Sur la nécessité de formaliser clairement l’option
- CAA Bordeaux, 17 juillet 2006, n° 02BX01329 : la simple mention dans les statuts d’une SARL ne suffit pas à prouver l’option pour le régime des sociétés de personnes. Une notification expresse au service des impôts est obligatoire.
- TA Nantes, 14 novembre 2022, n° 1811386 : l’option doit être clairement manifestée auprès du service des impôts ou indiquée sur le formulaire de création de société.
Sur l’accord des associés et la validité anticipée
- CAA Versailles, 8 février 2018, n° 17VE00275 : l’option est valable dès lors qu’elle est signée par l’ensemble des associés, même si la société n’a pas encore la personnalité morale au moment de la notification.

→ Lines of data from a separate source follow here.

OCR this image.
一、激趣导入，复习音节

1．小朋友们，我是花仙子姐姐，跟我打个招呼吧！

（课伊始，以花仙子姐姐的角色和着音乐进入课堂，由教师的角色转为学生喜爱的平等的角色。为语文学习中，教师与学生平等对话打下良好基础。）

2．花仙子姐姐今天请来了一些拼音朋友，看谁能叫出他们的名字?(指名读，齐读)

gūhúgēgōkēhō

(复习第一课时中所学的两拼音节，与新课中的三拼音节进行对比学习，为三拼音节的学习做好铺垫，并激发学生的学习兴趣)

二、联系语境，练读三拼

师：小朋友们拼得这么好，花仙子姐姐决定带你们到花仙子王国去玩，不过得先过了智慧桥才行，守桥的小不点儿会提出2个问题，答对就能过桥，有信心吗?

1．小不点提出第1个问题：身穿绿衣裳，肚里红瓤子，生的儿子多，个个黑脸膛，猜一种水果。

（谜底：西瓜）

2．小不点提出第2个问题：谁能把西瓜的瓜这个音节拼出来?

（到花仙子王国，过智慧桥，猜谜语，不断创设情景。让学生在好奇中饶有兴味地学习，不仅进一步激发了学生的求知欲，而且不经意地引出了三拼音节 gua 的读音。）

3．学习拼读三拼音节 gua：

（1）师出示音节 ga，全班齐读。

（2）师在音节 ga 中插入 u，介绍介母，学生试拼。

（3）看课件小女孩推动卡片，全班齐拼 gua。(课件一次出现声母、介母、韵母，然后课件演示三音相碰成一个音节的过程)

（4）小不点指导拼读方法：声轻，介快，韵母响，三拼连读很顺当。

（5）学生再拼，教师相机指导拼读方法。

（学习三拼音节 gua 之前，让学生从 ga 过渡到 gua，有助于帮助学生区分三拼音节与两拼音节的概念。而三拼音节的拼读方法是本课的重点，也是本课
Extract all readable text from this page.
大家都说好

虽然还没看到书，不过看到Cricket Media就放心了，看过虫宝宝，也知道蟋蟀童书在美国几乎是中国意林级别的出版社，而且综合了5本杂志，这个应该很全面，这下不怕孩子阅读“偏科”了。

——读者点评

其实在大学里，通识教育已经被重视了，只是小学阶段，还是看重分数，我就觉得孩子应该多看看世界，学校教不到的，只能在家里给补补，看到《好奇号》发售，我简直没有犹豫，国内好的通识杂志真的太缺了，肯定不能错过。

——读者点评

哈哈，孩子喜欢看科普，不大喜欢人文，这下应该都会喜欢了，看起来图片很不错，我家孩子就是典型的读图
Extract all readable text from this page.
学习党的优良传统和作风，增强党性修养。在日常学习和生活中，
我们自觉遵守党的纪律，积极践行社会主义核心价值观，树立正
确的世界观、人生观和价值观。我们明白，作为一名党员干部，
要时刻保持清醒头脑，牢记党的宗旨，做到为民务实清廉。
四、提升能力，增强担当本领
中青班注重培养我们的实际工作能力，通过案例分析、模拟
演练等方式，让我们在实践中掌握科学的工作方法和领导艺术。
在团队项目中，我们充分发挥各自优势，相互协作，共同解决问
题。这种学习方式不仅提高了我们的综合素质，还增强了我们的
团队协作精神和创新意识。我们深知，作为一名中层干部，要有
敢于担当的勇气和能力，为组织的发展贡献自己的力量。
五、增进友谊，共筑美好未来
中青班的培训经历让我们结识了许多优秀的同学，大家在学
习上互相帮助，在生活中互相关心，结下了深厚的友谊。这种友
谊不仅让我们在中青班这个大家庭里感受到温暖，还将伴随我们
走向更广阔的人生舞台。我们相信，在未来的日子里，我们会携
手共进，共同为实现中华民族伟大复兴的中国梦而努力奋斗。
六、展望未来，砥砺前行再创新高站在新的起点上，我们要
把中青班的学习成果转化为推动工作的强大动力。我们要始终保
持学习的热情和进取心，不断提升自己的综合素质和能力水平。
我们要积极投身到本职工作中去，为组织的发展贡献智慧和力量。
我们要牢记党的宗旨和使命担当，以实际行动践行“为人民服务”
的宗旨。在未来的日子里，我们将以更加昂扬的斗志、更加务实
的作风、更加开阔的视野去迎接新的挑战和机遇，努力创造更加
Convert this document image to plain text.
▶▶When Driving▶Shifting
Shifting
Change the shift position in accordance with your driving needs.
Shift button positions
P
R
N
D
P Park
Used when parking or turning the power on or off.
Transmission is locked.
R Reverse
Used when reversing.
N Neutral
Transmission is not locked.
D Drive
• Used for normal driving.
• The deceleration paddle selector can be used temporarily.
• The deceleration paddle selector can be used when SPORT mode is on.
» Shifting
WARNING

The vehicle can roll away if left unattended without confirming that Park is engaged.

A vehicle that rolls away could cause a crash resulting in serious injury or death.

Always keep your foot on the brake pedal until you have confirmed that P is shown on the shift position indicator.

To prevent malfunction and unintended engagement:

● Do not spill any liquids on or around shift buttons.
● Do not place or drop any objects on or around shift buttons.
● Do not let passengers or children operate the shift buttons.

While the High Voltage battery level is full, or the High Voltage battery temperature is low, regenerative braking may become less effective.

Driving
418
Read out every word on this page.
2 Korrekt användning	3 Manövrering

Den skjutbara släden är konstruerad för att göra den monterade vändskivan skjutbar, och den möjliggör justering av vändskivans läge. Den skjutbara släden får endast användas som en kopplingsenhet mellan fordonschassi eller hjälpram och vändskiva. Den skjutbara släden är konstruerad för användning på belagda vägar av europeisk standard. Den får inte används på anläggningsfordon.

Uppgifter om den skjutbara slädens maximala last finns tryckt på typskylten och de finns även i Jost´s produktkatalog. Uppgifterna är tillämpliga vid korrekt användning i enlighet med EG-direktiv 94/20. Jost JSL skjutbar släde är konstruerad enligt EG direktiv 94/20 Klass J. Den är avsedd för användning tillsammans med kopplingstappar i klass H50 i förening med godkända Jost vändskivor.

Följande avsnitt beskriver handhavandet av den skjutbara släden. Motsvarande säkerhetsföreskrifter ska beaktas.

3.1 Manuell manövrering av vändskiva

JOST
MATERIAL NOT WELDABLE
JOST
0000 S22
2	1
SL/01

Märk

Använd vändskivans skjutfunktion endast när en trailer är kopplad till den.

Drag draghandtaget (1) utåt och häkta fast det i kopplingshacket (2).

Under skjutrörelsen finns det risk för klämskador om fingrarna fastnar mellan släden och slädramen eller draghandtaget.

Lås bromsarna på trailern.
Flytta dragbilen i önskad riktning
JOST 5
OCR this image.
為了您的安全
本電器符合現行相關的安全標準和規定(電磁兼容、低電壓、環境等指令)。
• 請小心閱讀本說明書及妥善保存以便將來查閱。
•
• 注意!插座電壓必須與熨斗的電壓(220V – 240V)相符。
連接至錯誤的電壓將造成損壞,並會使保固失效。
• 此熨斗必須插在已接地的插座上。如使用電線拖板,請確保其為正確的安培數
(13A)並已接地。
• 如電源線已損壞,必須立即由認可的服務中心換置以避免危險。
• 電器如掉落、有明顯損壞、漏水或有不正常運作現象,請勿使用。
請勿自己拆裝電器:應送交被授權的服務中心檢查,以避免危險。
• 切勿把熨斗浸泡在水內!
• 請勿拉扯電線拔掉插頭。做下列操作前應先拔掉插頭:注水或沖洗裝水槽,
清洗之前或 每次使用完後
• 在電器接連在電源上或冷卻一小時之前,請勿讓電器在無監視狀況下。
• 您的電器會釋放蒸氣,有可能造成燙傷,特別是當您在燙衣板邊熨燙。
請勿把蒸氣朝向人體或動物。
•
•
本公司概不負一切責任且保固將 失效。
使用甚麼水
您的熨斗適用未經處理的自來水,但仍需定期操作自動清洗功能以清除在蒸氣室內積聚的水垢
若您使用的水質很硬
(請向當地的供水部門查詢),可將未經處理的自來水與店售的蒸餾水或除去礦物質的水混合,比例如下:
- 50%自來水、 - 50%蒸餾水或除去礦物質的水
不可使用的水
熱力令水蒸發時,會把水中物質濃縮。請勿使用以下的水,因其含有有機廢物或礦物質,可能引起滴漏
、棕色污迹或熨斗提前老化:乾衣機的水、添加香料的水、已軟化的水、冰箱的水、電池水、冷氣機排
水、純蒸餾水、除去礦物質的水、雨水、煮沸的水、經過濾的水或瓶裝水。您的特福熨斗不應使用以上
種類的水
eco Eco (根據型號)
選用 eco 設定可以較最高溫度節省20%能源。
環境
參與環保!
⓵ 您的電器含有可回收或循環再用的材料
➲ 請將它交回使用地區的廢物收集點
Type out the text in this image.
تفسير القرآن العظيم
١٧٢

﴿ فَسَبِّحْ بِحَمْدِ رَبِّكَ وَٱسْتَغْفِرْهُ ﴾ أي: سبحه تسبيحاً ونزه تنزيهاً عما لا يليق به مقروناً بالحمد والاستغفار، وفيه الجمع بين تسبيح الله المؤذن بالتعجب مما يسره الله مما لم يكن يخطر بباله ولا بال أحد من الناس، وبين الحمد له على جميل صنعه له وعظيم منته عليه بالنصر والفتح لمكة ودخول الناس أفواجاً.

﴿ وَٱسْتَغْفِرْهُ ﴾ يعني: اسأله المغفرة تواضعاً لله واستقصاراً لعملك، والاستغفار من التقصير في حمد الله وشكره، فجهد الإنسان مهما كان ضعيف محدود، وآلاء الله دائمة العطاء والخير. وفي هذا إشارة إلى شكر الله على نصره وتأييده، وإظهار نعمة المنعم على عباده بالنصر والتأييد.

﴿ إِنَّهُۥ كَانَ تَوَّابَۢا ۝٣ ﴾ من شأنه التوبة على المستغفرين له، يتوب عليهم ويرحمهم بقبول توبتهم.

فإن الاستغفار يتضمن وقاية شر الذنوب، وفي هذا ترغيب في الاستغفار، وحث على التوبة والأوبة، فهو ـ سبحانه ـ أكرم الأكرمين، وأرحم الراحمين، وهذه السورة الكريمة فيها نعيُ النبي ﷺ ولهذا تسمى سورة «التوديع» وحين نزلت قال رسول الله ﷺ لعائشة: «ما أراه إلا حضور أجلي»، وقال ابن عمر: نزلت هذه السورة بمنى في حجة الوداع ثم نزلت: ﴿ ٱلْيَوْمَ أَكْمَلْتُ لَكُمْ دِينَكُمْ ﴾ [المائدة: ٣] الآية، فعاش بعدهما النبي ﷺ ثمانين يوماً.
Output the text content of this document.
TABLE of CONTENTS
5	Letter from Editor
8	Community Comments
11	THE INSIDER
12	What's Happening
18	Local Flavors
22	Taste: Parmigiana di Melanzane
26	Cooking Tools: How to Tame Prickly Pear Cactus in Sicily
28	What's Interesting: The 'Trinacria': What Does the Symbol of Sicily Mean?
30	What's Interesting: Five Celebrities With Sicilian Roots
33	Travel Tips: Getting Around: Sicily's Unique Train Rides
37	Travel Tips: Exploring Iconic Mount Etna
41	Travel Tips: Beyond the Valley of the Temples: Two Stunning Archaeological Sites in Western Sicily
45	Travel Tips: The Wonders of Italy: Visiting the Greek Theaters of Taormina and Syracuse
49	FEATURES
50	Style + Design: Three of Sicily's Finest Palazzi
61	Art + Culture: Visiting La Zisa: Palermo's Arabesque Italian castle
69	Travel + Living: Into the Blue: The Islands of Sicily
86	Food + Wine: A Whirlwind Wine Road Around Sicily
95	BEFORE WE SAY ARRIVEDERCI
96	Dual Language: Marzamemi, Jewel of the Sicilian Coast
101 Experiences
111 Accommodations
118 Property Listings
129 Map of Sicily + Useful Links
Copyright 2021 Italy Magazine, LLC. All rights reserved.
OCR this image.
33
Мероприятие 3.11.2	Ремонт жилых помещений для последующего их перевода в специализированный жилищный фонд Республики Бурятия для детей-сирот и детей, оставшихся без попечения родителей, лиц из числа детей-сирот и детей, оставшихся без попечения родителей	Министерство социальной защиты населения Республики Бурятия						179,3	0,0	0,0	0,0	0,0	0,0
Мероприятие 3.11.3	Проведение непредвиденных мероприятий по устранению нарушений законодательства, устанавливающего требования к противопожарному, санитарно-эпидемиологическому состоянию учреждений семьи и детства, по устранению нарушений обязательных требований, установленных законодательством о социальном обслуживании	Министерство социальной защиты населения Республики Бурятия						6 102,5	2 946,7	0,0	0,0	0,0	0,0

Sur le principe d’imposition de l’associé unique
- CAA Lyon, 31 mars 2016, n° 15LY01207 : l’associé unique d’une SARL est personnellement soumis à l’impôt sur le revenu, sauf option pour le régime des sociétés de capitaux.
- TA Rennes, 17 mai 2023, n° 2104087 : confirme que la SARL est soumise à l’IS par défaut, sauf option expresse pour le régime des sociétés de personnes.
Conséquences pratiques et points d’attention
Le choix du régime fiscal de la SARL influe directement sur :
- l’imposition des bénéfices (société vs associés),
- la fiscalité des dividendes,
- le traitement des plus-values,
- la rémunération du gérant.
Il est essentiel de respecter les formalités légales et les délais de notification, faute de quoi l’option peut être invalidée. Les juridictions rappellent régulièrement que l’administration fiscale contrôle strictement la matérialité et la date de la notification.
Par ailleurs, les distributions de dividendes doivent être effectuées conformément aux statuts et à la loi, sous peine de redressement fiscal et de perte d’abattement.
Conclusion
La SARL est, en principe, soumise à l’impôt sur les sociétés, mais ses associés peuvent, sous certaines conditions, opter pour le régime fiscal des sociétés de personnes, impliquant une imposition directe à l’impôt sur le revenu.
Ce choix doit être mûrement réfléchi et correctement formalisé, car il affecte durablement la structure fiscale et financière de l’entreprise.